Rose leans perhaps the most heavily on the shoulder of her therapist. She “lucked out”, she said, by starting therapy about half a year before her first viral moment. In fact, she ducked out of this interview for a moment to reschedule an appointment.

“Every week, I would talk to my therapist and be like, ‘This is going viral. And I feel really terrible,’” Rose said. “It’s cool to have someone that you trust, that’s level-headed, to be like, ‘Why does this matter?’ And to ground you again.”

Rose models the Beauty and the Beast-inspired shoes she made. Photo: TNS

Now, with a handful of viral creations under her belt, Rose has built up a support system: friends, family, colleagues and connections in the digital media industry. Her No 1 supporter? Her mum, who also photographs most of Rose’s projects.

“I feel so much more comfortable doing the shoot with her, because behind the camera, she’s always like, ‘Go! You look beautiful!’” Rose said. “Like, ‘Oh, my gosh, stunning! Do a twirl!’ It’s so funny because I edit through all the audio of the video she takes, and it’s all her just shouting encouragement.”

Rose’s mother and father, who sometimes plays a supporting role in her work, approve of her side hustle.

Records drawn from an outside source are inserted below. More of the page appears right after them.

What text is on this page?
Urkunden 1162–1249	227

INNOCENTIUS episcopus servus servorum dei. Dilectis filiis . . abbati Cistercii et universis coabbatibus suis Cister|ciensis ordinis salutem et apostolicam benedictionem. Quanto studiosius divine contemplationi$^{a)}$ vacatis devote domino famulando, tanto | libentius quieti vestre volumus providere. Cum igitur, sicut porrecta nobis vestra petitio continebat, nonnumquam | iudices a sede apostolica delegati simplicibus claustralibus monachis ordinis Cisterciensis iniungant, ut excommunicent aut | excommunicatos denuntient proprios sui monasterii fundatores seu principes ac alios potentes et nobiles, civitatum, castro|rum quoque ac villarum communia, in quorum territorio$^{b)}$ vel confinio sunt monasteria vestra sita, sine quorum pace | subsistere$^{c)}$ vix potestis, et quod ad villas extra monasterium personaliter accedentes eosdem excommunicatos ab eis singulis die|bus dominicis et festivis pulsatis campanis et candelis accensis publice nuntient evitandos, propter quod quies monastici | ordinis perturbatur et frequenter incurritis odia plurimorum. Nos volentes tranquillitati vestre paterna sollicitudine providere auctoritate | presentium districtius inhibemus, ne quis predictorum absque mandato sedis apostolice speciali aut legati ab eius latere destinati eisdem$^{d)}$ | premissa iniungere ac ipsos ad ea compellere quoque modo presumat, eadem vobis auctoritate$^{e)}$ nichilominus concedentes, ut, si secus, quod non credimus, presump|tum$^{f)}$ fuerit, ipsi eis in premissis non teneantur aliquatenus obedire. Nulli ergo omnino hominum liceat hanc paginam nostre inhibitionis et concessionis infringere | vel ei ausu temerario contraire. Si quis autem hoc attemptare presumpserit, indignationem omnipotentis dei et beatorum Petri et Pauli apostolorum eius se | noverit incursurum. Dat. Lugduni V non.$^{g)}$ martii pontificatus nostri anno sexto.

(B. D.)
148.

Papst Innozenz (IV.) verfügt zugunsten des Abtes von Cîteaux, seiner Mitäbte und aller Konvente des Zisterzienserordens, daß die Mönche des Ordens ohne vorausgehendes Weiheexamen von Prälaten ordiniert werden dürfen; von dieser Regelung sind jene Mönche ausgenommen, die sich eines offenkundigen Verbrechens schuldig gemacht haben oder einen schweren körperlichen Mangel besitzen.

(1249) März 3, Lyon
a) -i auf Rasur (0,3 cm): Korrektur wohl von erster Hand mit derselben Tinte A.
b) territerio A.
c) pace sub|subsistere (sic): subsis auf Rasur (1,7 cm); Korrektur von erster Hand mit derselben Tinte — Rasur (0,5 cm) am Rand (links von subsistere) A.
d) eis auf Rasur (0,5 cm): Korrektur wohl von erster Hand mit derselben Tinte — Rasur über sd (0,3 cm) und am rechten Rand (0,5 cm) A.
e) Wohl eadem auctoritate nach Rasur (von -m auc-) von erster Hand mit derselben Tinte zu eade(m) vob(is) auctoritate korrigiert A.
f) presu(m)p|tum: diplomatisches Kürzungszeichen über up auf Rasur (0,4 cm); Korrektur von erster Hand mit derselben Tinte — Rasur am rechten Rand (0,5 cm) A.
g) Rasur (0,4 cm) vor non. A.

As a university senior, Rose’s last six months of classes have gone virtual, so – like many others in her situation – she has moved back in with her family, which is part Iranian, part Chinese and part Lithuanian.

Rose wears her design of Effie’s butterfly dress from “The Hunger Games”. Photo: TNS

Her parents also support her post-graduation plan: to try out being a full-time content creator and artist, at least for a year. Rose knows herself, she said, and knows she can hustle her way back into the corporate world if need be.

“I’m a realist enough to the point where I don’t know if this is going to be a forever thing,” she said. “And I’m always keeping my options open to come back to a more stable job. But I know I’d regret it if I didn’t try it.”